Learning to Recharge: UAV Coverage Path Planning through Deep Reinforcement Learning
This addresses the problem of efficient area coverage for UAVs with limited battery life, offering an incremental improvement in path planning through deep reinforcement learning.
The paper tackles the power-constrained coverage path planning problem for battery-limited UAVs by integrating recharge journeys into the strategy, proposing a novel PPO-based deep reinforcement learning approach that outperforms a baseline heuristic and generalizes to different target zones and maps.
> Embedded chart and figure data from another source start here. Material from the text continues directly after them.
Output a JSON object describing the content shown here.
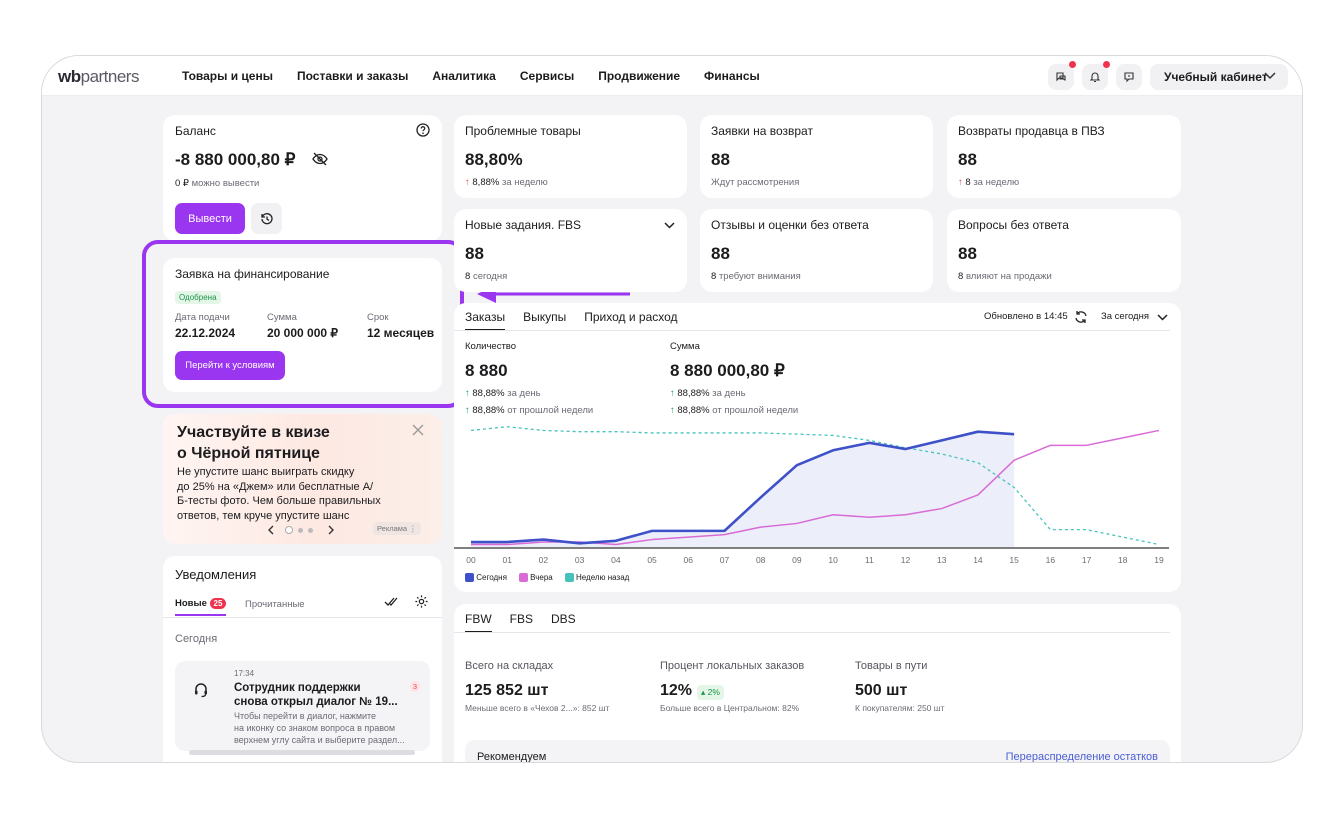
{
  "header": {
    "logo_bold": "wb",
    "logo_rest": "partners",
    "nav": [
      "Товары и цены",
      "Поставки и заказы",
      "Аналитика",
      "Сервисы",
      "Продвижение",
      "Финансы"
    ],
    "cabinet": "Учебный кабинет"
  },
  "balance": {
    "title": "Баланс",
    "value": "-8 880 000,80 ₽",
    "withdrawable_amount": "0 ₽",
    "withdrawable_text": "можно вывести",
    "withdraw_button": "Вывести"
  },
  "financing": {
    "title": "Заявка на финансирование",
    "status": "Одобрена",
    "date_label": "Дата подачи",
    "date": "22.12.2024",
    "sum_label": "Сумма",
    "sum": "20 000 000 ₽",
    "term_label": "Срок",
    "term": "12 месяцев",
    "button": "Перейти к условиям"
  },
  "promo": {
    "title_line1": "Участвуйте в квизе",
    "title_line2": "о Чёрной пятнице",
    "text_line1": "Не упустите шанс выиграть скидку",
    "text_line2": "до 25% на «Джем» или бесплатные А/",
    "text_line3": "Б-тесты фото. Чем больше правильных",
    "text_line4": "ответов, тем круче упустите шанс",
    "ad_label": "Реклама"
  },
  "notifications": {
    "title": "Уведомления",
    "tab_new": "Новые",
    "tab_new_count": "25",
    "tab_read": "Прочитанные",
    "section": "Сегодня",
    "item_time": "17:34",
    "item_title_line1": "Сотрудник поддержки",
    "item_title_line2": "снова открыл диалог № 19...",
    "item_count": "3",
    "item_text_line1": "Чтобы перейти в диалог, нажмите",
    "item_text_line2": "на иконку со знаком вопроса в правом",
    "item_text_line3": "верхнем углу сайта и выберите раздел..."
  },
  "stats": [
    {
      "title": "Проблемные товары",
      "value": "88,80%",
      "sub_value": "8,88%",
      "sub_text": "за неделю",
      "arrow": "up-red"
    },
    {
      "title": "Заявки на возврат",
      "value": "88",
      "sub_value": "",
      "sub_text": "Ждут рассмотрения",
      "arrow": ""
    },
    {
      "title": "Возвраты продавца в ПВЗ",
      "value": "88",
      "sub_value": "8",
      "sub_text": "за неделю",
      "arrow": "up-red"
    },
    {
      "title": "Новые задания. FBS",
      "value": "88",
      "sub_value": "8",
      "sub_text": "сегодня",
      "arrow": ""
    },
    {
      "title": "Отзывы и оценки без ответа",
      "value": "88",
      "sub_value": "8",
      "sub_text": "требуют внимания",
      "arrow": ""
    },
    {
      "title": "Вопросы без ответа",
      "value": "88",
      "sub_value": "8",
      "sub_text": "влияют на продажи",
      "arrow": ""
    }
  ],
  "orders": {
    "tabs": [
      "Заказы",
      "Выкупы",
      "Приход и расход"
    ],
    "updated": "Обновлено в 14:45",
    "period": "За сегодня",
    "qty_label": "Количество",
    "qty_value": "8 880",
    "sum_label": "Сумма",
    "sum_value": "8 880 000,80 ₽",
    "qty_day": "88,88%",
    "qty_week": "88,88%",
    "sum_day": "88,88%",
    "sum_week": "88,88%",
    "per_day": "за день",
    "per_week": "от прошлой недели"
  },
  "chart_data": {
    "type": "line",
    "x": [
      "00",
      "01",
      "02",
      "03",
      "04",
      "05",
      "06",
      "07",
      "08",
      "09",
      "10",
      "11",
      "12",
      "13",
      "14",
      "15",
      "16",
      "17",
      "18",
      "19"
    ],
    "series": [
      {
        "name": "Сегодня",
        "color": "#3f51c9",
        "values": [
          2,
          2,
          3,
          1.5,
          2.5,
          6.5,
          6.5,
          6.5,
          20,
          33,
          39,
          42,
          39.5,
          43,
          46.5,
          45.5,
          null,
          null,
          null,
          null
        ]
      },
      {
        "name": "Вчера",
        "color": "#d96ad6",
        "values": [
          1,
          1,
          2,
          2,
          1,
          3,
          4,
          5,
          8,
          9.5,
          13,
          12,
          13,
          15.5,
          21,
          35,
          41,
          41,
          44,
          47
        ]
      },
      {
        "name": "Неделю назад",
        "color": "#46c2bd",
        "values": [
          47,
          48.5,
          47,
          46.5,
          46.5,
          46,
          46,
          46,
          46,
          45.5,
          45,
          43,
          40,
          37.5,
          34,
          24,
          7,
          7,
          4,
          1
        ]
      }
    ],
    "ylim": [
      0,
      50
    ],
    "legend": "bottom-left"
  },
  "warehouse": {
    "tabs": [
      "FBW",
      "FBS",
      "DBS"
    ],
    "stock_label": "Всего на складах",
    "stock_value": "125 852 шт",
    "stock_sub": "Меньше всего в «Чехов 2...»: 852 шт",
    "local_label": "Процент локальных заказов",
    "local_value": "12%",
    "local_badge": "2%",
    "local_sub": "Больше всего в Центральном: 82%",
    "transit_label": "Товары в пути",
    "transit_value": "500 шт",
    "transit_sub": "К покупателям: 250 шт",
    "recommend": "Рекомендуем",
    "redistribute": "Перераспределение остатков"
  },
  "colors": {
    "accent": "#9b36f0",
    "chart_today": "#3f51c9",
    "chart_yesterday": "#d96ad6",
    "chart_week": "#46c2bd"
  }
}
Coverage path planning (CPP) is a critical problem in robotics, where the goal is to find an efficient path that covers every point in an area of interest. This work addresses the power-constrained CPP problem with recharge for battery-limited unmanned aerial vehicles (UAVs). In this problem, a notable challenge emerges from integrating recharge journeys into the overall coverage strategy, highlighting the intricate task of making strategic, long-term decisions. We propose a novel proximal policy optimization (PPO)-based deep reinforcement learning (DRL) approach with map-based observations, utilizing action masking and discount factor scheduling to optimize coverage trajectories over the entire mission horizon. We further provide the agent with a position history to handle emergent state loops caused by the recharge capability. Our approach outperforms a baseline heuristic, generalizes to different target zones and maps, with limited generalization to unseen maps. We offer valuable insights into DRL algorithm design for long-horizon problems and provide a publicly available software framework for the CPP problem.